Une ode au football d’antan
La Team Spartak donc, tire son nom d’un football qui sent bon les années 70, « l’époque Rocheteau et compagnie, la période préférée des fondateurs » . Et puis, peut-être aussi, d’un goût pour l’Europe de l’Est, là où sont nées des idées politiques qui irriguent encore La Liodière, à tel point qu’elle arbore sur son blason une étoile rouge. « Pour le côté rétro avant tout » , se lance Maxime Marais. Quant au logo, encore lui, il apporte une autre indication de ce qui fait le sel de l’association : un verre de vin, pour symboliser ce qui est peut-être la mi-temps préférée du Spartak : la troisième. « Il n’y a pas de troisième mi-temps type, ça peut varier. Parfois, certains peuvent perdre leur permis, s’amuse Maxime Marais. Mais lors de notre journée annuelle, organisée dans la ferme où tout a commencé, on commence par des huîtres, de la terrine, des produits du terroir, et la commission restauration prépare un bon plat. On passe tous un bon dimanche, qui peut commencer à dix heures et finir à dix heures. » En prime, une partie de foot sans courir, ou de foot-boules, « un très beau sport qui consiste à jouer à la pétanque avec des ballons de foot » . Sur un terrain en pente, bien sûr.
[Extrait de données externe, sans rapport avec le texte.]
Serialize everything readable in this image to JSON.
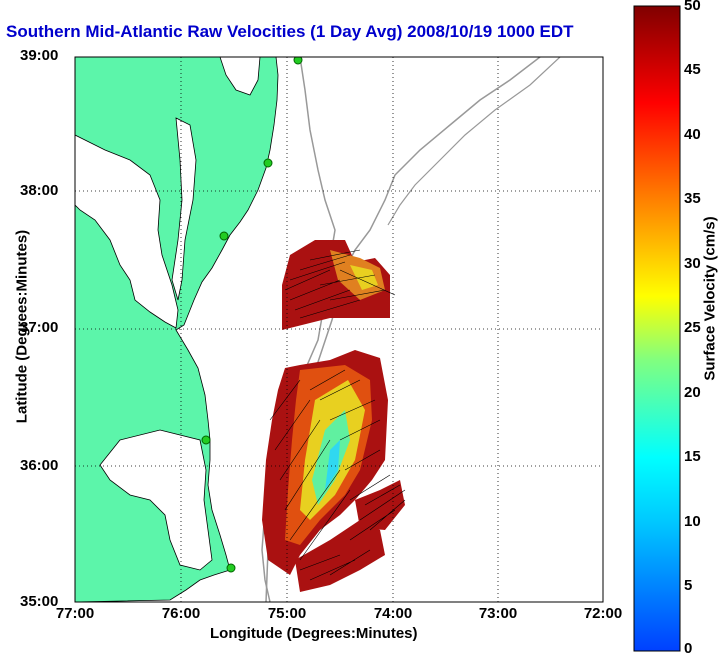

Les réunions plénières sont aussi l’occasion d’attribuer un trophée honorifique fait main au joueur qui aura gagné le plus de matchs sur la saison. « Cette année, un membre a fabriqué un truc avec toutes les chaussures qui traînaient au club-house. Il les a laqués en dorée pour faire un trophée. » Peut-être un signe que l’association a grandi et s’est éloignée, du moins en partie, de l’anarchie initiale. « Nous avons quand même un dirigeant et différentes commissions, textile ou communication, qui réalisent chaque année un état des lieux. » Peut-être pas un hasard non plus si le Spartak s’est éloigné de sa ferme agricole. « Suite au COVID, on s’est exporté en périphérie de Tours. On joue sur le terrain initial plus qu’une fois par an, lors de la plénière. » Par ailleurs, les Spartakistes ont fait une entorse à leur envie de ne jouer qu’entre eux : depuis quelques années, ils se sont ouverts à la concurrence et sont invités à un tournoi de vétérans de Fouras, à quelques encablures du Fort Boyard, où Jacky Carpy possède une maison et connaît pas mal de monde. Pas de quoi revenir sur les valeurs du Spartak. Car oui, même lors du tournoi, les Spartakistes en profitent pour visiter le marché aux huîtres et se livrer à un bon repas, après les rencontres. « C’est un sacré folklore » , conclut Maxime Marais. Et qu’on se le dise, il n’est pas près de s’arrêter.